私は‘病院の子’だったの。小さい頃は、ストレプトマイシンの空きビンをオモチャにして遊んでた。自分の注射器も持ってて、「きょうは疲れた」なんて、B剤打ってるおしゃまな子。

だから、病院に肩入れするところはあるかもしれないけど……。ネットによくある「○○服用体験記」……どう考えても、ちょっとヘン。薬がやたらと変わってるし、量も少なめ。あれでほんとに効くのかな?

たとえば、ある薬をもらって、めまいがしたとする。病院へ行って「この薬飲んだらめまいがしました」と行ったら、お医者さんはどうすると思う?

「ちょっとした副作用なので、気にしないで」と言いたいところだけど、そんなことを言うとすぐに不親切だとかヤブだとか言われる。「そうですか、ではこちらの薬を試してみましょう」なんて言えば、患者のことをよく分かってくれる、いいお医者さんということになる。

だから、同じような薬に変えてみるわけ。でも、また患者が文句を言ったとすると、「では、副作用の少ないこちらの薬にしましょう」とか言って、量を少なめにして出す。これじゃ効かないかな? と思っても、「危ない薬ばかりよこすヤブ医者」なんて言われるよりはマシでしょ?

薬に副作用はつきもの。ちょっとくらい我慢すればいいのに。女の子だったら、「あ……」なんて短く叫んで柱に寄り掛かる、なんて、けっこ色っぽいじゃない?

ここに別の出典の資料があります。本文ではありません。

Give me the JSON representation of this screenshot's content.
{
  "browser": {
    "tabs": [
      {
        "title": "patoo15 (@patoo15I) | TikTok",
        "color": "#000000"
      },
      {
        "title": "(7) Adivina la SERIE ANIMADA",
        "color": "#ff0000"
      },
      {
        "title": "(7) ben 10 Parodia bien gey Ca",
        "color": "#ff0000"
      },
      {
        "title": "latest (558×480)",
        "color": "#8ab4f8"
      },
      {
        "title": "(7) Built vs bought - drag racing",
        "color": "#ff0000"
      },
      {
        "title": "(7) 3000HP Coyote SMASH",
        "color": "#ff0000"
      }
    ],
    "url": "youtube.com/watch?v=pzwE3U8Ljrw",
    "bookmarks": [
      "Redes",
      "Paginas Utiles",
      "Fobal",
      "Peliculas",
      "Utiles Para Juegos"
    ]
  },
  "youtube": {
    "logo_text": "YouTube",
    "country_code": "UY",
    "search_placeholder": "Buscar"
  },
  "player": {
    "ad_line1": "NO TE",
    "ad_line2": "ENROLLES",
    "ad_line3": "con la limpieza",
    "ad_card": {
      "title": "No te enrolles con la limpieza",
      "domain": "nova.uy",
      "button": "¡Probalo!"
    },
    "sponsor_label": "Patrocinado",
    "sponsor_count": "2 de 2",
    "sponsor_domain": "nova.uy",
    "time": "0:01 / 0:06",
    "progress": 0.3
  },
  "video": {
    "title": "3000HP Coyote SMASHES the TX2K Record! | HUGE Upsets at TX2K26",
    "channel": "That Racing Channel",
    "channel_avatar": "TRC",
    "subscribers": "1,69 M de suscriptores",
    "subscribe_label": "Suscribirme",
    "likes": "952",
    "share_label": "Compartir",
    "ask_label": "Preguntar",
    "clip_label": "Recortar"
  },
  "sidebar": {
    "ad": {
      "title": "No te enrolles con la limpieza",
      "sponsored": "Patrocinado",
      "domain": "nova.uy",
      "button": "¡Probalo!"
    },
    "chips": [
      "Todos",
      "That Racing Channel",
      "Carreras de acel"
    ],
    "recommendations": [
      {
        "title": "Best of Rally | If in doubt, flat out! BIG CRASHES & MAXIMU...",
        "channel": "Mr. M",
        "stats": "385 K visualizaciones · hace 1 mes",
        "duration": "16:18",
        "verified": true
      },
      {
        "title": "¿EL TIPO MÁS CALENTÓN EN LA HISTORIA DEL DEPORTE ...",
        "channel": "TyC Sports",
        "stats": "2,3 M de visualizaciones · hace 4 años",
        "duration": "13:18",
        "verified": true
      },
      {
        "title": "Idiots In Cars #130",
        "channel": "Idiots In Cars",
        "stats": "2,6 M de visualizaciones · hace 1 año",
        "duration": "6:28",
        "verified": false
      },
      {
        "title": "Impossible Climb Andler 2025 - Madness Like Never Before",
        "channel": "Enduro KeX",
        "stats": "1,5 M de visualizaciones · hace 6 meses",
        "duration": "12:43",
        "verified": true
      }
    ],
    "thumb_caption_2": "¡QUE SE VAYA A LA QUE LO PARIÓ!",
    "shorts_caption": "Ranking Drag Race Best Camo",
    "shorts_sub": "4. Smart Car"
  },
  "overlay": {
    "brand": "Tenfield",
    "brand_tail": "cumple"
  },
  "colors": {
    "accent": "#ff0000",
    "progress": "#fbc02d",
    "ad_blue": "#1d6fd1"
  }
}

「おしっこが出なくなりました」なんて……そりゃ膀胱炎ならおしっこが入ってなくても出たくなるんだから……ないもの出せるわけないし、背骨を痛めたりするとほんとに出なくなるから導尿しなくちゃだけど、ちょっとした副作用の場合だったら、指で膀胱を押せば出るのよ。

でも、ただ押せば出るなんて言ったら、また不親切とかヤブとか言うわけでしょ。

「では、こちらの薬を……」なんて言えば、患者のことをよく分かってくれる親切なお医者さんということになる。そこでお医者さんは、「もうこうなったら、効かなくたってかまわない。子供だまし程度の量にして、たくさん出しちゃお」なんて、ひそかに思うかもしれない。

そんなことしてるうちに、いろいろな種類の薬が豪華に出るようになる。でも、実際には効かないの。

お医者さんはタヌキ……あなたは化かされているの。でも、そのタネを撒いたのがあなただとしたら、仕方ないでしょ?

「ちょっとめまいがするけど、生活に支障はないです」。「ちょっとおしっこの出がわるいけど、大丈夫です」……と、ちょっとひとことつけ加えるだけで、結果はかなり変わるのよ。